In fact, according to The Washington Post, eight chairmen and subcommittee chairmen in the House have urged the Obama Administration to suspend any further implementation — government-wide — of pay-for-performance.  Additionally, a study conducted by the Government Accountability Office acknowledged that the “discretion [pay-for-performance] given to managers to set performance metrics and to pay employees accordingly means these systems lack transparency and accountability and could pose a disparate impact on minorities.”

Dr. Groopman and Dr. Hartzband, who are on staff of the Beth Israel Deaconess Medical Center in Boston and on the faculty of Harvard Medical School have an excellent editorial in today’s Wall Street Journal entitled, “Why Quality Care is Dangerous,” and they define quality as “clinical practice that conforms to consensus guidelines written by experts,” and then used by physicians as "quality metrics."  Medicare pilot projects at more than 260 hospitals have used quality measures to reward physicians and institutions that meet quality metrics since 2003.  Interestingly, these "pay-for-performance" incentive programs are now being adopted by many private insurers as well.  But there are also penalties for physicians who fail to comply with quality guidelines.

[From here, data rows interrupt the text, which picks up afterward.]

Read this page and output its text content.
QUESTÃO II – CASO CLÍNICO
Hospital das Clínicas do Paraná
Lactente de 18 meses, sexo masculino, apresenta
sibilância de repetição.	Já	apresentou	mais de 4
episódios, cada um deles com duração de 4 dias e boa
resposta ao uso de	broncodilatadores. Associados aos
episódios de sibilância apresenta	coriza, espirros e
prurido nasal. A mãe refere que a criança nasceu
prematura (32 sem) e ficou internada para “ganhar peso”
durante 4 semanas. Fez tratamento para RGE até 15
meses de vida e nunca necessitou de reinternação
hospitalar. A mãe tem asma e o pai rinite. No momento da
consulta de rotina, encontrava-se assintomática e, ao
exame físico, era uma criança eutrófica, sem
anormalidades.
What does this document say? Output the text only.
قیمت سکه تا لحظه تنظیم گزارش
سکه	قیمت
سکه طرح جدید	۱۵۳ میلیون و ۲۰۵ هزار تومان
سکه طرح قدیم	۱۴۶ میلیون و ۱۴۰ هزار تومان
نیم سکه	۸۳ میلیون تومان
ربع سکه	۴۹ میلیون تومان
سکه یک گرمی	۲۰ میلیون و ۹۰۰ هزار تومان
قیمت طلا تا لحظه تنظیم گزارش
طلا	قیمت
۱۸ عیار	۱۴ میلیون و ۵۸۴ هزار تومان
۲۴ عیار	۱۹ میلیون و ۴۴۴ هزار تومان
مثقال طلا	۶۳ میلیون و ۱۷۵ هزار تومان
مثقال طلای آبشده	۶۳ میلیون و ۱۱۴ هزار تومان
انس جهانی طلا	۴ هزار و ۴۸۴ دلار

In Massachusetts (where healthcare is basically universal), physicians who fail to comply with quality guidelines from certain state-based insurers are publicly discredited and their patients required to pay up to three times as much out of pocket to see them.  Some of the ramifications that accompany failing to meet quality measures include attending re-education sessions; hospitals being downgraded on their quality rating, thus risking financial loss; and uncertain status as faculty if seen as delivering low-quality care.

While quality improvement initiatives at first focused on patient safety and public health measures, “the federal government and private insurance regulators have turned clinical guidelines for complex diseases into iron-clad rules, to deleterious effect,” according to Doctors Groopman and Hartzband.  Furthermore, an analysis of the Medicare pay-for-performance for specific procedures, published in the most recent March/April issue of Health Affairs, showed that conforming to, or deviating from, expert quality metrics had no relationship to the actual complications or clinical outcomes of the patients.

As a result, doctors are refusing to see complicated cases and chronically ill patients, because of the impact it will have on their quality rating for all types of procedures, including cardiology.  Accordingly, while many doctors call for more flexibility in applying evidence from clinical trials, doctors need to be able to treat individual patients with whatever quality of care they determine for that specific case, without worrying about standards that do not apply evenly to every individual.

Patients are not ingredients in a cookbook and not all medicine works the same in everyone.  Policy makers need to think long and hard about what quality actually means.